Вскоре ветеринар объявился в Сагачах — забрать свой чемоданчик, забытый им в хлеву. Забрал, спросил у Панюкова: «Ну что, плеть, плохо тебе?».
«Да, плохо пока», — ответил Панюков.
«Ну, значит, так тебе и надо», — сказал ветеринар и, чемоданчиком помахивая, бодро зашагал к шоссе.
С той поры и повелось: ради какой-нибудь насущной надобности Панюков спешит в Селихново, как будто и не думая о Санюшке, лишь о насущной надобности заставляя себя думать, но ноги всякий раз влекут его к избе, окрашенной в цыплячий цвет, или затевают кружение по всему Селихнову. Он не всегда находит Санюшку, когда же удается ее встретить, она проходит мимо, избегая его взгляда, если ж нечаянно и глянет на него — то мельком и со скукой.
Потом настанет день, когда при встрече взгляд ее будет нов, долог и радостен, даже игрив. Панюков шагнет к ней — но она опять ему слова не скажет, кисло дохнет на него водкой, да и пойдет своей дорогой.
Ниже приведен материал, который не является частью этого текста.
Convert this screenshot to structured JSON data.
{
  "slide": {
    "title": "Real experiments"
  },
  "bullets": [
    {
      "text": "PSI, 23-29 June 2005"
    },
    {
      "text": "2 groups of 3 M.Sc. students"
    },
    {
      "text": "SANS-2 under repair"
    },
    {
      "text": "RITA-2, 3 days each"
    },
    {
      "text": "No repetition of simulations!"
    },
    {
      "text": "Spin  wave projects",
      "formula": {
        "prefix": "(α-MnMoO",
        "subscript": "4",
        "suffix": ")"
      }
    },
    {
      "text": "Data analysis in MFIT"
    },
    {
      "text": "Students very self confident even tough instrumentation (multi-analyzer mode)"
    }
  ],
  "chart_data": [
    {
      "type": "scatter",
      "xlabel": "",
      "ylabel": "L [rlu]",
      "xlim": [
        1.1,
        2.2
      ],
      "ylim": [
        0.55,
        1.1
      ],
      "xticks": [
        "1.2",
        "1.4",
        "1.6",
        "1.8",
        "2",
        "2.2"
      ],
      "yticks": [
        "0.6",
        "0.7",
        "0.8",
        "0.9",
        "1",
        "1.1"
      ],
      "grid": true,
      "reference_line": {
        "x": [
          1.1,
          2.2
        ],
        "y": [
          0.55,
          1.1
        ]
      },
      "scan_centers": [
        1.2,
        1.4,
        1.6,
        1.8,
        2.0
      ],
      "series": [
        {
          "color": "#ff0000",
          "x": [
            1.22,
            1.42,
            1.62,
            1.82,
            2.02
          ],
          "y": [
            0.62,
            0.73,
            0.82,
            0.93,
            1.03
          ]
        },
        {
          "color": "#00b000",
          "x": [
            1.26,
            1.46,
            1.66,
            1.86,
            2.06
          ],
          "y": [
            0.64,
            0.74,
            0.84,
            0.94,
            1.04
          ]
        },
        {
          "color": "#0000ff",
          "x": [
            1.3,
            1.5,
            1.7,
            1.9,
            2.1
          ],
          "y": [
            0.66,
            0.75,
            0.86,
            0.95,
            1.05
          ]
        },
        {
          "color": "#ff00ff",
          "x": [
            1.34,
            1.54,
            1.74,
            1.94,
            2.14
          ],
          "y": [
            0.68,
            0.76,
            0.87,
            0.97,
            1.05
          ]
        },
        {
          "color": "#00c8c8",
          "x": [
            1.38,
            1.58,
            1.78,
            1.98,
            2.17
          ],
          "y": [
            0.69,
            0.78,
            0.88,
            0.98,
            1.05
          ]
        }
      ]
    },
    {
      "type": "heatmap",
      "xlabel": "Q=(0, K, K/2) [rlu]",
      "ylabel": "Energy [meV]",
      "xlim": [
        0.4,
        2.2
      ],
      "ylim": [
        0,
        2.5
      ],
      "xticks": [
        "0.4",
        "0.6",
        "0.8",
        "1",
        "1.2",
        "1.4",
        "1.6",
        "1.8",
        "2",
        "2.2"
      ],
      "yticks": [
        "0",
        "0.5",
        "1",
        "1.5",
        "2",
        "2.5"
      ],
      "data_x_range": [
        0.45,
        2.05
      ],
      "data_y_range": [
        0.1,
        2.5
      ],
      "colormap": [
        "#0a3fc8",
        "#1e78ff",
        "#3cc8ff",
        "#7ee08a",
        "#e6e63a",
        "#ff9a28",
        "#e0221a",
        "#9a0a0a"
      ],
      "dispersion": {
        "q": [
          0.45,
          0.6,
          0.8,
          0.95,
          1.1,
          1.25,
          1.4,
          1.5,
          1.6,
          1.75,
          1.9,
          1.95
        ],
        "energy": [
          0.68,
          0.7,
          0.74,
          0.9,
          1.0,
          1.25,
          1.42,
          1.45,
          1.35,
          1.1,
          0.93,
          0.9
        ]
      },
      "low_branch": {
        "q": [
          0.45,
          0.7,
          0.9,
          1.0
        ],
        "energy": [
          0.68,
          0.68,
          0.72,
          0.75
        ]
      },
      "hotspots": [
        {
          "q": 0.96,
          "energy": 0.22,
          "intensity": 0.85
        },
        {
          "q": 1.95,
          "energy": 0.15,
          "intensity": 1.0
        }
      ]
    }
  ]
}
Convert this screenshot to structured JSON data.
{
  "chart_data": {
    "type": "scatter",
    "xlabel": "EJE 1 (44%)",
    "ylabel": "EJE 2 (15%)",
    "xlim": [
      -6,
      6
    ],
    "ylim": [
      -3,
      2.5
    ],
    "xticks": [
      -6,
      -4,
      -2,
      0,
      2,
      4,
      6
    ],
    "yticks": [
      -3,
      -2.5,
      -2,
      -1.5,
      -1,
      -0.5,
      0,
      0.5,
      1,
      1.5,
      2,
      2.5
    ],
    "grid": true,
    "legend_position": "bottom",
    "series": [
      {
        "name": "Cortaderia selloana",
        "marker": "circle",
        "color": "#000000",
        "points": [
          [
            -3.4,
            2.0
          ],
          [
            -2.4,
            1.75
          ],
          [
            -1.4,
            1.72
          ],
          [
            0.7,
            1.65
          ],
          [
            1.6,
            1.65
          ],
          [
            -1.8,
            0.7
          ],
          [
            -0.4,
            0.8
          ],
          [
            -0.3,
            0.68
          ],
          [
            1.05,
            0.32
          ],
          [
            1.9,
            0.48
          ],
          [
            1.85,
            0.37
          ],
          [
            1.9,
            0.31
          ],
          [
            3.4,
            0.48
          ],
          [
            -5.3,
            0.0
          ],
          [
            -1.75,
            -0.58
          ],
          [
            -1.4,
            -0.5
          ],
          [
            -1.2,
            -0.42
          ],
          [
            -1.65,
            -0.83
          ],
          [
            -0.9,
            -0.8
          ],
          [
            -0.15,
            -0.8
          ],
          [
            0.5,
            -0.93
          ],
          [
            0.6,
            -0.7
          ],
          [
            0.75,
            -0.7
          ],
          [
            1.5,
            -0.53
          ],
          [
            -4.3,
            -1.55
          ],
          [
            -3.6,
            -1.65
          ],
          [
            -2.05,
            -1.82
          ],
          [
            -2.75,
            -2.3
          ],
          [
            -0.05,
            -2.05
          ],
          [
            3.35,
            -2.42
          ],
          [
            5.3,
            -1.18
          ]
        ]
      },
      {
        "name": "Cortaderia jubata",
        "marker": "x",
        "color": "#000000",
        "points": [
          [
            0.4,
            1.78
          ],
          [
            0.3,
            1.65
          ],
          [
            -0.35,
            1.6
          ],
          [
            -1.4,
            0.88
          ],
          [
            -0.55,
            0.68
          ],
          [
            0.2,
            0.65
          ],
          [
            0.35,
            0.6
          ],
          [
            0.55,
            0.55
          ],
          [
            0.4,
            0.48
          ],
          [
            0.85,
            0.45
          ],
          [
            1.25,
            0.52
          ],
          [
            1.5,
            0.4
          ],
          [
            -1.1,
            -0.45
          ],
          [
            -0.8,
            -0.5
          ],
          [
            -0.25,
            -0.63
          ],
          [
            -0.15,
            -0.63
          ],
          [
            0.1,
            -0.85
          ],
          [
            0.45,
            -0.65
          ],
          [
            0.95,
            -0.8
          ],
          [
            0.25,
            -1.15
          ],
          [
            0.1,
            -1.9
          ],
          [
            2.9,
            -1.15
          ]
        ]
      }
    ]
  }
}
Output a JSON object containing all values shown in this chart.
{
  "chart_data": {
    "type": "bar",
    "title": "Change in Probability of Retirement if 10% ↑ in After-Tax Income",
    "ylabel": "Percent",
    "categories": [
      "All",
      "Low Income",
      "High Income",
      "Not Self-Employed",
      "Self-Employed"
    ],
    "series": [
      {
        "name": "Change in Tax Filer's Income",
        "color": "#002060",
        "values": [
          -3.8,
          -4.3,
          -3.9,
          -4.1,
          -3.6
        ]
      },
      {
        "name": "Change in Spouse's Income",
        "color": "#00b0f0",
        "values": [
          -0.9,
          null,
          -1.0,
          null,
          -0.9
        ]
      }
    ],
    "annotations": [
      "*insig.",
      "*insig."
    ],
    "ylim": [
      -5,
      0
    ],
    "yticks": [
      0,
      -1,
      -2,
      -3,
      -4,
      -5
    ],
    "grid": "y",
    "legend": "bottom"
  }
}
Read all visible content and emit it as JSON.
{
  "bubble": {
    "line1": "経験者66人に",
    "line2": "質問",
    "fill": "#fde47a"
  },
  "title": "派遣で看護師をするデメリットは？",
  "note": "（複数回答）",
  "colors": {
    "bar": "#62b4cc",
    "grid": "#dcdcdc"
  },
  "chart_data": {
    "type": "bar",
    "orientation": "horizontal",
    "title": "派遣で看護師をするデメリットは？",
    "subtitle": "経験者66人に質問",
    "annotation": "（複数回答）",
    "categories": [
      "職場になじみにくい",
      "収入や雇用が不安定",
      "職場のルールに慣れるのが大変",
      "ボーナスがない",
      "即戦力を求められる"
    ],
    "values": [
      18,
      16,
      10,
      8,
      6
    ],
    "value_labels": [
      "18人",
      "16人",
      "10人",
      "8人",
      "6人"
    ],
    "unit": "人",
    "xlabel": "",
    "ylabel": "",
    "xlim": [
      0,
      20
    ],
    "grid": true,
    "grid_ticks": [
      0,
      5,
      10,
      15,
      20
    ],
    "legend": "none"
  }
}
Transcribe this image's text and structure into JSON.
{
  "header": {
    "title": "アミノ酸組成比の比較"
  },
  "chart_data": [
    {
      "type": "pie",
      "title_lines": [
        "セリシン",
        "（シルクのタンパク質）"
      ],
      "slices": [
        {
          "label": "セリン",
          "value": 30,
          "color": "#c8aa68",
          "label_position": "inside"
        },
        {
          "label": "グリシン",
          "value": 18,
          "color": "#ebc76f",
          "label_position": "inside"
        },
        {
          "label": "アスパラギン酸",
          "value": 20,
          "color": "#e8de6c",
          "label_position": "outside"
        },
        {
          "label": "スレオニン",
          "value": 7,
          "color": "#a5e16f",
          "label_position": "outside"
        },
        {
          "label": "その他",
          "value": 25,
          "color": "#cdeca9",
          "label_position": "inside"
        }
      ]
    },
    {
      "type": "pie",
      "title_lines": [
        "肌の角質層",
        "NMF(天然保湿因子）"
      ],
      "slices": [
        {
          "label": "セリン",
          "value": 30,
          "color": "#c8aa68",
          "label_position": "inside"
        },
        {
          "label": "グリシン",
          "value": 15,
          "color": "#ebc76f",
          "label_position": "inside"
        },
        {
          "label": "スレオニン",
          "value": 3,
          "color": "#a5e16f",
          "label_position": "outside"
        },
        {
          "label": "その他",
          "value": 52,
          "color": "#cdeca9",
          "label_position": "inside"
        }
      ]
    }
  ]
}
И скоро он привыкнет видеть Саню пьяной. И даже будет рад видеть ее такой, внушив себе: раз Саня пьет, значит, она переживает, а раз она переживает, то, значит, ей не все равно, а если ей не все равно, то, может быть, она к нему еще вернется.
Корова понесла, как и было обещано. На сто десятый день ее беременности явился, как снег на голову, Вова — с чужими долларами, с какими-то своими страхами. Недолго побыл и уехал, оставив по себе четвертый телевизор. У коровы родилась телка — теперь единственная корова Панюкова. Ей уже девять лет. Она до того похожа на свою мать, что Панюков с ней так и разговаривает: будто она — это и есть она, все та же безымянная корова, когда-то сдуру повалившая штакетник.